Media savvy Islamic State presents grave concern for U.S. at home, admiral says
A recruiting push by Islamic State militants via thousands of Twitter accounts and other social media postings remains one of the biggest threats facing the United States, a high-level U.S. military official said on Wednesday.
Admiral Bill Gortney, commander of U.S. Northern Command and the North American Aerospace Defense Command, said he was particularly concerned about radicalized youth in the United States who were “in receive mode” but not communicating back.
U.S. authorities could potentially track recruits who communicate with Islamic State recruiters, but it was tougher to identify potential recruits, such as the shooter who killed five servicemen in Tennessee in July, Gortney told an event hosted by the Atlantic Council think-tank.

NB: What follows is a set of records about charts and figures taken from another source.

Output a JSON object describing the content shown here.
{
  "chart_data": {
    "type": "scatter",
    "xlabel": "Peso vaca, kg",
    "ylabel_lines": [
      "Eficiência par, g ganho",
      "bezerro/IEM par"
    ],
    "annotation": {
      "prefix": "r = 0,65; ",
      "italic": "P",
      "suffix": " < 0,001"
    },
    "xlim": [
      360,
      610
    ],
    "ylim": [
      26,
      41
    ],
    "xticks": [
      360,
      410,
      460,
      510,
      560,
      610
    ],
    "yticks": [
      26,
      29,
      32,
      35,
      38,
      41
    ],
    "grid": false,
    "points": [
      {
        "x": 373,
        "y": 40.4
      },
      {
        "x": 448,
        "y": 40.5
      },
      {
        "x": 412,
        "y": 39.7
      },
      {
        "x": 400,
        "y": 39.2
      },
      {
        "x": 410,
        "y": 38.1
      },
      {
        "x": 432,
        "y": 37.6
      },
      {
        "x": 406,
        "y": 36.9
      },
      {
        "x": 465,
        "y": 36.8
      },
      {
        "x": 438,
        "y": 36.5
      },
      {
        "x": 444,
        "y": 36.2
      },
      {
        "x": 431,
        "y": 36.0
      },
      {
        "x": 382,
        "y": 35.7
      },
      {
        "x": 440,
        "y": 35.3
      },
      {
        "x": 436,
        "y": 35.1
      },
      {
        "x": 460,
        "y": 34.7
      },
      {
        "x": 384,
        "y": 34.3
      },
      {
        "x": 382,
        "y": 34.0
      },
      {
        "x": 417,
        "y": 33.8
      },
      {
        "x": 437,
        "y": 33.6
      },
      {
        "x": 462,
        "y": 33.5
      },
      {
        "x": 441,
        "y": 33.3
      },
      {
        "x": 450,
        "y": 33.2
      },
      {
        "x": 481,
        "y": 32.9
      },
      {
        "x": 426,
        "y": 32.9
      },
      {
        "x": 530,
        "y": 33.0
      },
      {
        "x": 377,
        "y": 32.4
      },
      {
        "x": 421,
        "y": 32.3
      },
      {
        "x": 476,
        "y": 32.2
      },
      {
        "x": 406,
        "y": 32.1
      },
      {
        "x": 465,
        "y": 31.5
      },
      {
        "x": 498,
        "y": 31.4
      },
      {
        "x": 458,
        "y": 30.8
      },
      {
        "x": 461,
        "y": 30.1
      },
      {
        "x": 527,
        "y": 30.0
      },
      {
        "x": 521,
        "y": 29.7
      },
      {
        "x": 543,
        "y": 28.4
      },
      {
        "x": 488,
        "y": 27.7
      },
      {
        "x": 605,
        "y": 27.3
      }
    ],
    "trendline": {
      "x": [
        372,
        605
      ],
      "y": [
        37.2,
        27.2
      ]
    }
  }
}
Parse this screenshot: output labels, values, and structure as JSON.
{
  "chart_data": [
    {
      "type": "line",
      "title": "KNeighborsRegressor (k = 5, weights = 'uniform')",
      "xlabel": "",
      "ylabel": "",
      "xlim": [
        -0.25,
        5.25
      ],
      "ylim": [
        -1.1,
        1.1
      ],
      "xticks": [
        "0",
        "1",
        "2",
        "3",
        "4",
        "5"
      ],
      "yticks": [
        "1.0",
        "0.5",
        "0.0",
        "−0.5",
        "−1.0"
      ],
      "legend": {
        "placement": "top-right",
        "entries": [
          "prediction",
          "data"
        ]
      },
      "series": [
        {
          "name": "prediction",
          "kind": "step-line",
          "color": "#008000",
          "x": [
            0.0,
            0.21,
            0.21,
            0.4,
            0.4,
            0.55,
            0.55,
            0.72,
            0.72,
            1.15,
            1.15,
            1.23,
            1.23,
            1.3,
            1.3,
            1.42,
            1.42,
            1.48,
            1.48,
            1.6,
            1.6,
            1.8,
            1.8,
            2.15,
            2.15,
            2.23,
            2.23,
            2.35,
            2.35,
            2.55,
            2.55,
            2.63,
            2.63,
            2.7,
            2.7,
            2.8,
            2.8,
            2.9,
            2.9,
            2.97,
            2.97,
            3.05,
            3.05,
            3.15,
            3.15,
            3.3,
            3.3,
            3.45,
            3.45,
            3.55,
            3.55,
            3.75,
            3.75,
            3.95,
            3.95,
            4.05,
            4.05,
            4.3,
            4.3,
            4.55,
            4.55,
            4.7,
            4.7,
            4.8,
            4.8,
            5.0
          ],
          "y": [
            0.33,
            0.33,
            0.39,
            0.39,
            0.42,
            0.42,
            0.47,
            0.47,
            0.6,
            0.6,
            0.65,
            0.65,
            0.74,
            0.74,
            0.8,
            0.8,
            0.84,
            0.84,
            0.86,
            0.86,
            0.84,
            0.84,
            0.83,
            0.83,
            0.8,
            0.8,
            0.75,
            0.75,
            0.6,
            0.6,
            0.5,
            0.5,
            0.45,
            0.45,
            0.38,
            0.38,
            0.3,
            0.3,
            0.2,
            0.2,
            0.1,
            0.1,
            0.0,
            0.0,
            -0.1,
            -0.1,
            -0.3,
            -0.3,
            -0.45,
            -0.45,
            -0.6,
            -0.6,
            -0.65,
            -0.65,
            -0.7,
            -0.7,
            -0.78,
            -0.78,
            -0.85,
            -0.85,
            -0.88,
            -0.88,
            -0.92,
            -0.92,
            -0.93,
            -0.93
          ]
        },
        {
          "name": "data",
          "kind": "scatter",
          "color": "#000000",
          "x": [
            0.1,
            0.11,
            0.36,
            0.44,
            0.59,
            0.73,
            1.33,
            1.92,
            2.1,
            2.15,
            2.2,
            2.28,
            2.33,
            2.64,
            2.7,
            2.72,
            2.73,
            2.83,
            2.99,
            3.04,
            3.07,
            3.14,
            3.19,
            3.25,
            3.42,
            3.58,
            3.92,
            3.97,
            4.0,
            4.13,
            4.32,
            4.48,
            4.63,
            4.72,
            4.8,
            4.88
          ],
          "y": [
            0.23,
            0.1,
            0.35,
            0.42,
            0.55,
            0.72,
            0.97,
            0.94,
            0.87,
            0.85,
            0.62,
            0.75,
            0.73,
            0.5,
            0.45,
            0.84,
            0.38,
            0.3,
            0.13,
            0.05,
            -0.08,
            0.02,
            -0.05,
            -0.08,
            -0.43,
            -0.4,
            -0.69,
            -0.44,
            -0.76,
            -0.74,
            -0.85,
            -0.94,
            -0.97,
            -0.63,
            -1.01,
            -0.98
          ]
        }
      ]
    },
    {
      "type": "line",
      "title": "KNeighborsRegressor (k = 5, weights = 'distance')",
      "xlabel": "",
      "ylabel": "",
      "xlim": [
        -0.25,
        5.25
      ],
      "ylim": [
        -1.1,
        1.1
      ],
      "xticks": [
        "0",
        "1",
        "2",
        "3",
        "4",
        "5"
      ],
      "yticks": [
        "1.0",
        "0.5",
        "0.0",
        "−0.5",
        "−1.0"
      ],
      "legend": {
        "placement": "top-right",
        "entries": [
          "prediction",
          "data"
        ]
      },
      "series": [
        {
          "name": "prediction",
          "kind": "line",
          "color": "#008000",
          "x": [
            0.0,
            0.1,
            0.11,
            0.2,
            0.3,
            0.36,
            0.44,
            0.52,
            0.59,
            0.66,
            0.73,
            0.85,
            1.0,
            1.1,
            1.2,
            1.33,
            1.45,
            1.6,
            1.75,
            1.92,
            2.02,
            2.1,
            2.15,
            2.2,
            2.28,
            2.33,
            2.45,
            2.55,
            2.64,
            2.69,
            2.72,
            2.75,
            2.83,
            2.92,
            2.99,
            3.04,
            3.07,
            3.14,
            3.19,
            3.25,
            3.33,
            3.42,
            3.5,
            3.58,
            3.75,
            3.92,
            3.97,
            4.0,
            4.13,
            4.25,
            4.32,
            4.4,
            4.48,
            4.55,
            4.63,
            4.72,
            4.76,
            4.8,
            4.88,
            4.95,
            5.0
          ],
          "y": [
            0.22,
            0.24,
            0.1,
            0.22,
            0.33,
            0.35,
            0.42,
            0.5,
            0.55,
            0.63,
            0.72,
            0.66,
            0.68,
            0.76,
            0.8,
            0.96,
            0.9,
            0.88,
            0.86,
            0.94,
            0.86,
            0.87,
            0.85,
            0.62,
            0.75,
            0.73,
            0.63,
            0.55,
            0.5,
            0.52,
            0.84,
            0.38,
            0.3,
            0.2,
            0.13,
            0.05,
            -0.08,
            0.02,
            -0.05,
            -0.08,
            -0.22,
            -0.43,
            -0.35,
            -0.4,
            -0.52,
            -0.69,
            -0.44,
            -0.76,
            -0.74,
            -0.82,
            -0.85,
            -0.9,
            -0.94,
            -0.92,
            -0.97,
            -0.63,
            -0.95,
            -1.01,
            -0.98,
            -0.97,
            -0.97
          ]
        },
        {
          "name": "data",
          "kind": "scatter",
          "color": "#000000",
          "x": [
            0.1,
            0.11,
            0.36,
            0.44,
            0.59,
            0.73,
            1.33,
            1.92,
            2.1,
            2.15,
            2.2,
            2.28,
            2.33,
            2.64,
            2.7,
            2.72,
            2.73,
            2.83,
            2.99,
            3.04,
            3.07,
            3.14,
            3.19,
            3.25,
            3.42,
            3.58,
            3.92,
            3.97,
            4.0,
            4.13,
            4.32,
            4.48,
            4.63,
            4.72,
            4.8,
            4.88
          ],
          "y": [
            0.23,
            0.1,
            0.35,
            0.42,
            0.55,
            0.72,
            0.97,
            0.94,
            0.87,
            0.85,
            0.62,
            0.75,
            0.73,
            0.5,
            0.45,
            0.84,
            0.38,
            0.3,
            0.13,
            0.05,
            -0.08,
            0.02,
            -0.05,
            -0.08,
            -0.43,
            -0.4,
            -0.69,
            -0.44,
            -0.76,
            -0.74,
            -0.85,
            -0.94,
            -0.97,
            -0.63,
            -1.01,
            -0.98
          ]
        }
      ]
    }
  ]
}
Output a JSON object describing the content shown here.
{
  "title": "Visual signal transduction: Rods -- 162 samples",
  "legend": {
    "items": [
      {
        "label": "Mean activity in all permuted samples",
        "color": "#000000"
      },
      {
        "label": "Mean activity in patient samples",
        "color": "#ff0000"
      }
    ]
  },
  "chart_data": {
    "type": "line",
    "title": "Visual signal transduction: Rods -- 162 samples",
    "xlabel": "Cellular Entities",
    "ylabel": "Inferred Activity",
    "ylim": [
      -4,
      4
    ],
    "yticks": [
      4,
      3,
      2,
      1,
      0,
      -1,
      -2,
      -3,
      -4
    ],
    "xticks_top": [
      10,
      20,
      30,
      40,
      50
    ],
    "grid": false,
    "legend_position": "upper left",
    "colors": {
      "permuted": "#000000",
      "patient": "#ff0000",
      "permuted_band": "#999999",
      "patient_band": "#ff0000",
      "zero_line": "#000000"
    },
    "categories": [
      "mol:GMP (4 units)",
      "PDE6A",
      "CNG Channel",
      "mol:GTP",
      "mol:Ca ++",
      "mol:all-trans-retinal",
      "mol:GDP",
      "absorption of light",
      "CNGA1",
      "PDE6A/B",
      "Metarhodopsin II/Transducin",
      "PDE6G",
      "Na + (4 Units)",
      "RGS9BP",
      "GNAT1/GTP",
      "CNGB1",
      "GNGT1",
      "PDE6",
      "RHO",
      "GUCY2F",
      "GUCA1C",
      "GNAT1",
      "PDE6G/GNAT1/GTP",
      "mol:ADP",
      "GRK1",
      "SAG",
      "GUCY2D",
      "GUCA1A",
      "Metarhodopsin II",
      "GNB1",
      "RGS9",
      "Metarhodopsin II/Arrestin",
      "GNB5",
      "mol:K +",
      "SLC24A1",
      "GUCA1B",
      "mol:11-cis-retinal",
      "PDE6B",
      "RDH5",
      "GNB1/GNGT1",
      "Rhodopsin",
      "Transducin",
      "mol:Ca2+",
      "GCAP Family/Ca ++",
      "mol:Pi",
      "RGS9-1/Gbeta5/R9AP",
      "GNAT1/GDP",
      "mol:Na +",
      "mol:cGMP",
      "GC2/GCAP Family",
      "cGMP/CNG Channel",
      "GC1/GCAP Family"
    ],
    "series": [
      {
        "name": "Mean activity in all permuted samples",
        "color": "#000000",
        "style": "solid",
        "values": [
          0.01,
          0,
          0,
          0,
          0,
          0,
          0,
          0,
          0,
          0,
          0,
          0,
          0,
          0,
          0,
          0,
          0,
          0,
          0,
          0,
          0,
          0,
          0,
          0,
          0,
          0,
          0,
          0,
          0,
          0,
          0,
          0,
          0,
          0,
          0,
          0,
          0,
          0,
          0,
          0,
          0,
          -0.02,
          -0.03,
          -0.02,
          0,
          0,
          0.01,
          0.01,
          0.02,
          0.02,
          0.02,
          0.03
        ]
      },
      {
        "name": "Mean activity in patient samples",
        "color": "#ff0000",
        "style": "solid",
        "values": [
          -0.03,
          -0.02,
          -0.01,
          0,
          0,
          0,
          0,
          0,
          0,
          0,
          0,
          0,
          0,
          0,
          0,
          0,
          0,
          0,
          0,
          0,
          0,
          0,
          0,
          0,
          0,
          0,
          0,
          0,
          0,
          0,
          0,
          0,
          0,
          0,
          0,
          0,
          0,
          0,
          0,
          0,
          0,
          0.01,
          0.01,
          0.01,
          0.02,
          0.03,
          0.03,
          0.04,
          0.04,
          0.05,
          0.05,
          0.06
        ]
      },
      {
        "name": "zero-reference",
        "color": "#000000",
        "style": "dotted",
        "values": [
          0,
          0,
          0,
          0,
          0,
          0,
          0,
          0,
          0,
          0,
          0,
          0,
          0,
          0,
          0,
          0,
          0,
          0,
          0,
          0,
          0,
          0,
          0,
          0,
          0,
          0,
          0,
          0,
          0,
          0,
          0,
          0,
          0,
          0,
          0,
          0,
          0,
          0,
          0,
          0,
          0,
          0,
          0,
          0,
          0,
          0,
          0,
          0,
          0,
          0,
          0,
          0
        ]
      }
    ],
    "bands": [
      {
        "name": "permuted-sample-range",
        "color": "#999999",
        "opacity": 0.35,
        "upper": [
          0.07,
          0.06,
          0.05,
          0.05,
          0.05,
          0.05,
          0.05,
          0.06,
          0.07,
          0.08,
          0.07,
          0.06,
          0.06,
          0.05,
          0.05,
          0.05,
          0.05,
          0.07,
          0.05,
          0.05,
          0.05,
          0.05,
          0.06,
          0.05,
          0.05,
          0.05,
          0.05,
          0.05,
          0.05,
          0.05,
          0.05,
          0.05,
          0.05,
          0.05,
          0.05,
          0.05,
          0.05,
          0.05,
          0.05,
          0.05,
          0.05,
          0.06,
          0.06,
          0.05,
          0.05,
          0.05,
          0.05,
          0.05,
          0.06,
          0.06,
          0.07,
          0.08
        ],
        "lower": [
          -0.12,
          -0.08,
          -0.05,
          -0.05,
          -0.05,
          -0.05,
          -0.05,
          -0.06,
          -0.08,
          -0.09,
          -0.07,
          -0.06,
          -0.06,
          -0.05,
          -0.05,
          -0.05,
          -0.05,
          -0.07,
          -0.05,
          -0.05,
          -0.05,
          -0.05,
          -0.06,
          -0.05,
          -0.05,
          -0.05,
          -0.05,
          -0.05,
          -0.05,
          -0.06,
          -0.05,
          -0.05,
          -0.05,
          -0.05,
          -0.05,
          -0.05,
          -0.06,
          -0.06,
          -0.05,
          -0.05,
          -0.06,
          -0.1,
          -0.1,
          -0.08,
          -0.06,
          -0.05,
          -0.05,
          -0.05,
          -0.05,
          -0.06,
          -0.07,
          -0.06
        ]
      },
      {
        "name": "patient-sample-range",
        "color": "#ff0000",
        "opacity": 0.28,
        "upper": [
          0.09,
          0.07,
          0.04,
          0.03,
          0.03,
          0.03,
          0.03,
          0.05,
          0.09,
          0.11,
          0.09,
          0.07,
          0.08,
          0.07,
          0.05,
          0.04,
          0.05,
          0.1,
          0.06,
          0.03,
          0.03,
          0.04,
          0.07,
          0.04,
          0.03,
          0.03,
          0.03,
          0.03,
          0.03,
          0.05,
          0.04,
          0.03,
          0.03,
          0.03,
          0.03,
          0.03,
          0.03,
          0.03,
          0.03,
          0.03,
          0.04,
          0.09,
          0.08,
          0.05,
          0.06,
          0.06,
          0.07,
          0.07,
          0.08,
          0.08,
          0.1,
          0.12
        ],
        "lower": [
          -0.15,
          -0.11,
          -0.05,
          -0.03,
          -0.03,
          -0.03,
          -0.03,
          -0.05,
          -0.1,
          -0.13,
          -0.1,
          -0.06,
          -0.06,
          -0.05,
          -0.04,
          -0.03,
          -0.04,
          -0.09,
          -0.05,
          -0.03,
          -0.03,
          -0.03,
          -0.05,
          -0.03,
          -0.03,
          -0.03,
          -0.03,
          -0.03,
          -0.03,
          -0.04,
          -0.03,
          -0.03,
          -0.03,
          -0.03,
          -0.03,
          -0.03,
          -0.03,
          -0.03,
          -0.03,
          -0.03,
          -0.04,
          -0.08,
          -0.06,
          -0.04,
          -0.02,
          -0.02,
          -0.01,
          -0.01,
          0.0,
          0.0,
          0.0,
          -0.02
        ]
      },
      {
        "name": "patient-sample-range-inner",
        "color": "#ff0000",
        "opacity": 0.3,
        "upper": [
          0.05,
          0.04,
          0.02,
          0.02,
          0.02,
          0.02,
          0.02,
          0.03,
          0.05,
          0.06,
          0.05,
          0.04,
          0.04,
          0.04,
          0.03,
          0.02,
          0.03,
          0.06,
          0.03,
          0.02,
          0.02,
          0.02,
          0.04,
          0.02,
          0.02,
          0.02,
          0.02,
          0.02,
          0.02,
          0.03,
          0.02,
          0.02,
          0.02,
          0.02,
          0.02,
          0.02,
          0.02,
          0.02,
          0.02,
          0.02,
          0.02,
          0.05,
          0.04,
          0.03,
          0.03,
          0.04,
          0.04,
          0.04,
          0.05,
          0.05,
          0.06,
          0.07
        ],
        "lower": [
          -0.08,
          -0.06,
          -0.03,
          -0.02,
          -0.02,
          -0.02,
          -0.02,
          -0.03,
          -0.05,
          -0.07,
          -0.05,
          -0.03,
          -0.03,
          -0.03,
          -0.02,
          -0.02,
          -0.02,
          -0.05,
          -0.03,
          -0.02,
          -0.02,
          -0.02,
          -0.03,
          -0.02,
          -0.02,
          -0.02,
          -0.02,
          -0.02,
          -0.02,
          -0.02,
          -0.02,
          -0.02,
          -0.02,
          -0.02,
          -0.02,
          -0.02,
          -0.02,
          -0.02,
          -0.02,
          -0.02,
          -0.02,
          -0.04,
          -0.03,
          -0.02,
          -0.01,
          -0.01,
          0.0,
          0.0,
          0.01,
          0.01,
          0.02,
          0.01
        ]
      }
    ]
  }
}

Gortney said heightened security at military bases around the United States – now at the highest level in nearly four years – would likely remain in effect for “quite some time,” given the government’s inability to predict when or where such attacks could occur.
“It’s going to be a long slog,” Gortney said, adding that the United States need to counter Islamic State’s narrative. “It’s a war of words. … We have to go after and break this pattern of radicalization.”
Gortney said the U.S. government was doing a comprehensive review of its efforts to counter Islamic State’s recruitment drive, but the fight needed to be led at the local level by parents, communities and schools, not the military.
Gortney ordered increased security in May, affecting everything from recruiting stations to National Guard posts and military bases and camps in the continental United States, Alaska and U.S. territory in the Caribbean.
The move came after two men opened fire outside an exhibit of caricatures of the Prophet Mohammad in Garland, Texas; they were shot dead by police. The two were later found to have had contact with militants, including a British man linked to Syria-based Islamic State rebels.
Investigators believe the Garland attackers and the Tennessee shooter principally radicalized themselves through Internet contacts, and were not directly ordered or encouraged to carry out the attack by Islamic State leaders.
Gortney said his staff was working with the intelligence community to understand when the threat level could be lowered, but warned it would be a “glacial” process.